今にも言葉に行動が伴い、ファン・クロペンの襟首を掴んで玄関ホールに放り出そうとするかのようであった。というのは、争って地団太を踏んでいるような足音、それにまるで馬方の罵りのような怒声、女性の金切り声、そしてドイツ訛りの叫び声が聞こえてきたからである。それからドアが場タンと凄まじい音とともに閉まり、館全体が震えるほどだった。喫煙室の壁に取り付けられた素晴らしい大時計が音を立てた。この場面はパスカルにとっては奇跡を見る思いだった。この王侯貴族のような館から債権者が請求書を持って手ぶらで帰るなど、誰が想像できたであろう……。
しかし、トリゴー男爵と夫人の間には二万八千フランの勘定以外の何かがある、という思いをパスカルはますます強くした。
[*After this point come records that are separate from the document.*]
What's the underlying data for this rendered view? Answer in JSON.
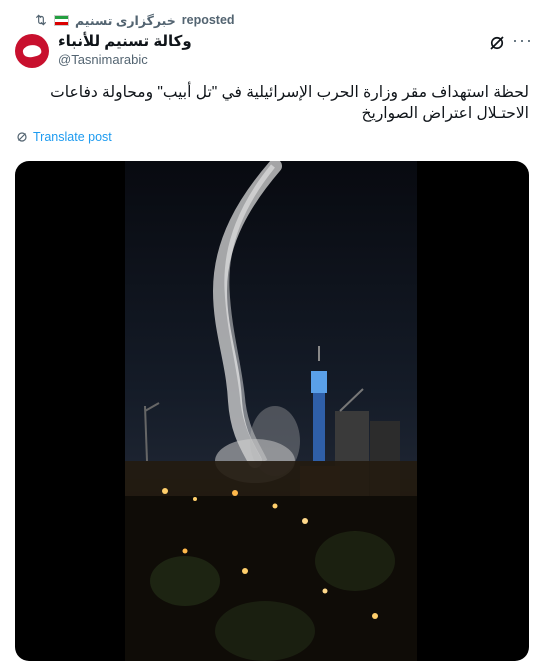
{
  "repost": {
    "account": "خبرگزاری تسنیم",
    "label": "reposted",
    "icon": "repost-icon"
  },
  "author": {
    "name": "وكالة تسنيم للأنباء",
    "handle": "@Tasnimarabic",
    "avatar_color": "#c8102e"
  },
  "post": {
    "text": "لحظة استهداف مقر وزارة الحرب الإسرائيلية في \"تل أبيب\" ومحاولة دفاعات الاحتـلال اعتراض الصواريخ",
    "translate_label": "Translate post"
  },
  "actions": {
    "grok_icon": "grok-icon",
    "more": "···"
  },
  "colors": {
    "link": "#1d9bf0",
    "secondary": "#536471"
  }
}
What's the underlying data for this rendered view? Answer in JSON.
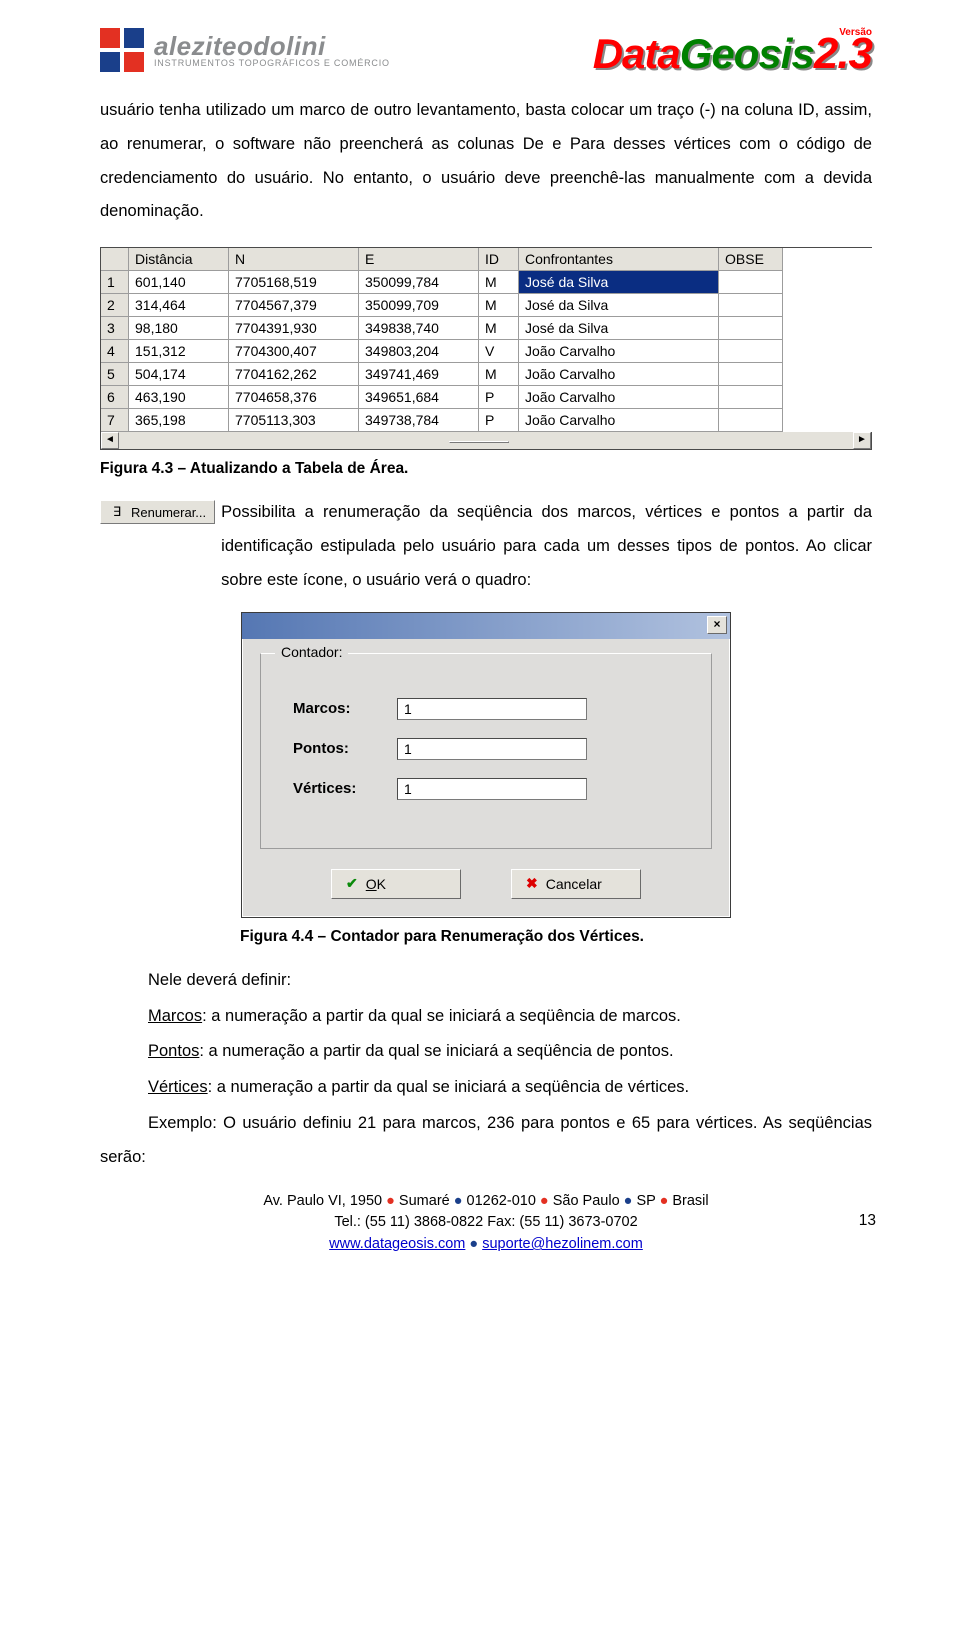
{
  "header": {
    "brand_left_name": "aleziteodolini",
    "brand_left_sub": "INSTRUMENTOS TOPOGRÁFICOS E COMÉRCIO",
    "brand_right_versao": "Versão",
    "brand_right_dg_data": "Data",
    "brand_right_dg_geosis": "Geosis",
    "brand_right_ver": "2.3"
  },
  "body": {
    "p1": "usuário tenha utilizado um marco de outro levantamento, basta colocar um traço (-) na coluna ID, assim, ao renumerar, o software não preencherá as colunas De e Para desses vértices com o código de credenciamento do usuário. No entanto, o usuário deve preenchê-las manualmente com a devida denominação.",
    "cap1": "Figura 4.3 – Atualizando a Tabela de Área.",
    "renum_btn": "Renumerar...",
    "p2a": " Possibilita a renumeração da seqüência dos marcos, vértices e pontos a partir da identificação estipulada pelo usuário para cada um desses tipos de pontos. Ao clicar sobre este ícone, o usuário verá o quadro:",
    "cap2": "Figura 4.4 – Contador para Renumeração dos Vértices.",
    "p3": "Nele deverá definir:",
    "p4a": "Marcos",
    "p4b": ": a numeração a partir da qual se iniciará a seqüência de marcos.",
    "p5a": "Pontos",
    "p5b": ": a numeração a partir da qual se iniciará a seqüência de pontos.",
    "p6a": "Vértices",
    "p6b": ": a numeração a partir da qual se iniciará a seqüência de vértices.",
    "p7": "Exemplo: O usuário definiu 21 para marcos, 236 para pontos e 65 para vértices. As seqüências serão:"
  },
  "table": {
    "headers": [
      "",
      "Distância",
      "N",
      "E",
      "ID",
      "Confrontantes",
      "OBSE"
    ],
    "rows": [
      [
        "1",
        "601,140",
        "7705168,519",
        "350099,784",
        "M",
        "José da Silva",
        ""
      ],
      [
        "2",
        "314,464",
        "7704567,379",
        "350099,709",
        "M",
        "José da Silva",
        ""
      ],
      [
        "3",
        "98,180",
        "7704391,930",
        "349838,740",
        "M",
        "José da Silva",
        ""
      ],
      [
        "4",
        "151,312",
        "7704300,407",
        "349803,204",
        "V",
        "João Carvalho",
        ""
      ],
      [
        "5",
        "504,174",
        "7704162,262",
        "349741,469",
        "M",
        "João Carvalho",
        ""
      ],
      [
        "6",
        "463,190",
        "7704658,376",
        "349651,684",
        "P",
        "João Carvalho",
        ""
      ],
      [
        "7",
        "365,198",
        "7705113,303",
        "349738,784",
        "P",
        "João Carvalho",
        ""
      ]
    ],
    "selected_row_index": 0,
    "selected_col_index": 5
  },
  "dialog": {
    "legend": "Contador:",
    "rows": [
      {
        "label": "Marcos:",
        "value": "1"
      },
      {
        "label": "Pontos:",
        "value": "1"
      },
      {
        "label": "Vértices:",
        "value": "1"
      }
    ],
    "ok": "OK",
    "cancel": "Cancelar"
  },
  "footer": {
    "l1_a": "Av. Paulo VI, 1950 ",
    "l1_b": " Sumaré ",
    "l1_c": " 01262-010 ",
    "l1_d": " São Paulo ",
    "l1_e": " SP ",
    "l1_f": " Brasil",
    "l2": "Tel.: (55 11) 3868-0822 Fax: (55 11) 3673-0702",
    "l3a": "www.datageosis.com",
    "l3b": "suporte@hezolinem.com",
    "page": "13"
  }
}
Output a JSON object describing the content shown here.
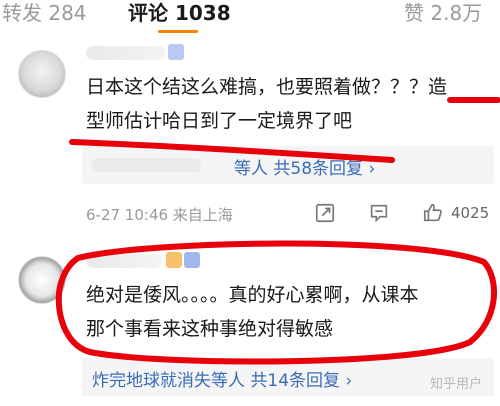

一晩で眉一つ動かさず一財産を儲けたり擦ったりするような熱狂的な賭けゲーム愛好家にとって、これぐらいの額が一体何だというのか! 明らかにこの家には何らかの癒されぬ傷がある。夫と妻を敵対させる何か恐ろしいあるいは不名誉な秘密があり、互いに逃れられぬ鎖に縛られているため更に一層容赦ない敵同士になっている……。そしてファン・クロペンに向かって浴びせられた侮辱は男爵夫人にも降り掛かるものであるに違いない。
このような考えが稲妻のようにパスカルの頭を一瞬よぎり、いま喫煙室にいる自分の虚偽性を見せつけられる気がした。一度は自分に対しあのように好意を示してくれた男爵に尽力して貰うことを自分は期待していた。が、こうなっては、自分を避け、敵とさえ見なすかもしれない。この会話を聞かれてしまったと分かれば。たとえ自分には立ち聞きする意図などなかったにせよ……。このような羽目に陥ったとは何たる偶然であろうか。自分に名刺を要求した召使は、何故それを返してくれないのだろう? 彼には分からなかった。さて、どのように行動すべきか?
もしも音も立てず退却することができたなら! 誰にも気づかれず、痕跡も残さず姿を消すことができたなら、彼は躊躇なくそうしたであろう。しかし、それは実行不可能だった。彼の名刺は彼の正体を明かしはしないが、遅かれ早かれファン・クロペンが食堂にいたそのときに彼が喫煙室にいたことは知られてしまう! いずれにせよ、礼儀から言っても、彼の身の為を考えても、男爵夫妻の私的なやり取りが聞こえてしまう場所にこれ以上留まるべきでない、と判断した。それで彼は大きな音を立てて椅子を動かし、わざとらしくできるだけ大きな咳をした。万国共通の『ここに誰かいますよ。気を付けて!』の合図である。
しかし、それは気づかれなかった。深い沈黙が続き、男爵が部屋を歩き回る際のブーツのキュッキュッという音、それにテーブルを神経質そうに手でトントンと叩く音がはっきり聞こえていた。もし彼が他人の会話を盗み聞きしたくないという意図をはっきりさせたければ、取り得る行動は一つしかなかった。突然姿を現すことである。彼が覚悟を決めようとしたそのとき、玄関ホールから食堂に通じるドアが開けられたように感じた。耳を澄ましてみたが、複数の声が入り混じっていることしか分からなかった。やがて男爵が答える声が聞こえた。